Pedestrian And Traffic Barriers: Where They Should Be Used And What They Protect
Installing pedestrian and traffic barriers within warehouses, distribution centers, factories, manufacturing facilities, and other industrial buildings protects personnel from hazards such as vehicles and other dangerous equipment. With these barriers or guardrails in place, a physical separation is created to keep employees safe. In a recent webinar presented by the members of the Protective Guarding Manufacturers Association (ProGMA), participants learned both about “The Purpose of Pedestrian and Traffic Barriers,” as well as the different types of available solutions.
The presenters noted four key reasons to utilize pedestrian and traffic barriers in facilities, all of which carry the potential for significantly higher costs than those associated with installing these guarding systems. They include:
- To reduce the risk of a forklift colliding with a person. Citing OSHA statistics, the webinar noted that approximately 35,000 forklift accidents happen annually that result in serious injuries, and 85 of those result in a fatality. Such accidents are not only tragic, but also costly in terms of downtime, rising insurance rates, increased liability, lost efficiency, and even the potential for negative publicity. By utilizing these guarding solutions, pedestrian pathways are clearly delineated to both workers on foot and those operating forklifts and other material handling vehicles. They serve to increase the visibility of safe travel paths and to reinforce separation of the two traffic patters.
- To shield inventory, structures, or equipment. These guarding solutions can be installed to protect expensive assets against potential impacts from forklifts and their loads. In addition to the danger associated with a collision — potentially resulting in damage to an electrical system, racking structure, machinery, or other equipment — replacing or repairing those items can be expensive. Further, the associated downtime required to do so is another costly expenditure.
- To optimize workflow by efficiently routing traffic. Barriers can be used to route and direct foot and vehicle traffic in a specific direction, increasing efficiency by shortening the distance pedestrians need to travel between processes. Additionally, with the COVID-19 pandemic, facilities are increasing using barriers to separate personnel and minimize interpersonal contact while routing them to key areas — such as washing stations or the time clock.
- To create and reinforce a culture of safety. The presence of these guarding solutions serves as a visual reminder to workers that their safety is valued by the operation. By making an effort to minimize their risk in hazardous situations with physical barriers, a company demonstrates the importance of safety to its personnel. It also reinforces employees’ shared responsibility to maintain a safe environment.
The webinar hosts also shared insights into the different types of pedestrian and traffic barriers. Key types include:
- Visual Indicators. Simply by using safety yellow paint or tape on the floor or walls alerts workers that there is a need to be more aware of potential dangers in a given area. While these approaches do not provide any physical protection, they still increase awareness and can slightly reduce risks.
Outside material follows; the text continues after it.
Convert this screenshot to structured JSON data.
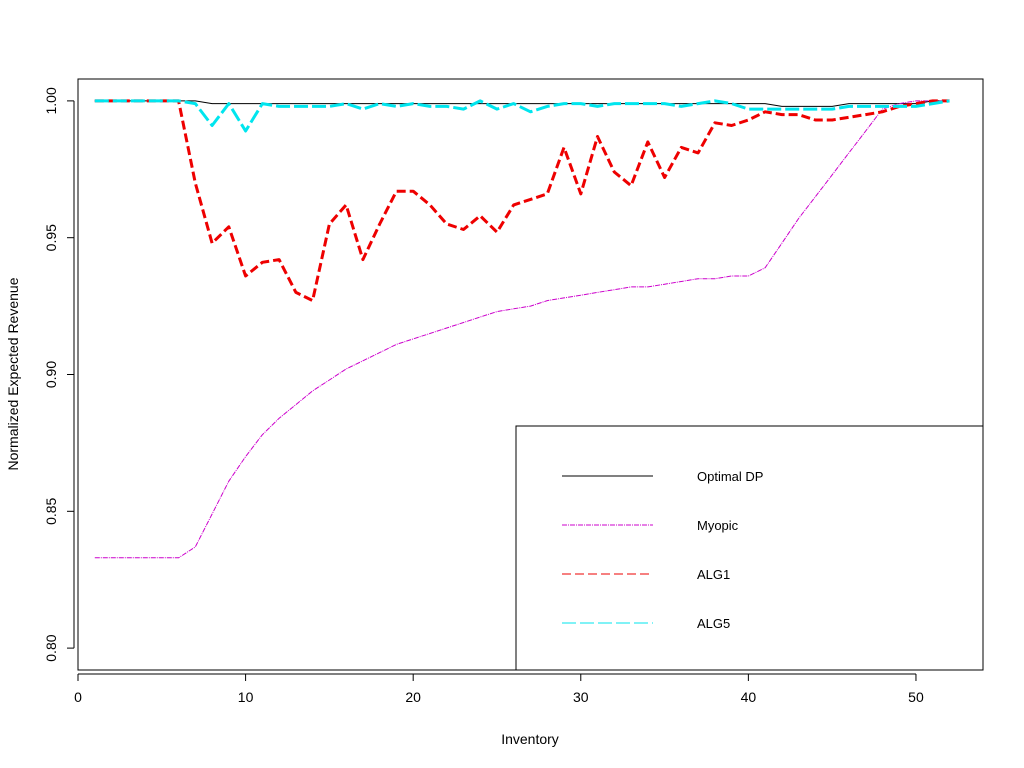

- Physical Delineators. Handrails, which are a lighter form of guardrail that generally provide minimal impact protection, can be used to prevent personnel from leaving a walkway and stepping into a traffic path.
- Impact Barriers. These guardrails are designed and engineered to absorb and deflect the impact of a vehicle. In order to maintain safety, it is extremely important that the guardrail used is sufficiently strong enough to withstand the potential impact forces to which it might be subjected. That is, the design and construction of the guardrail should be suitable for the weights and speeds of the vehicles in circulation within the facility.
The webinar is available for viewing online.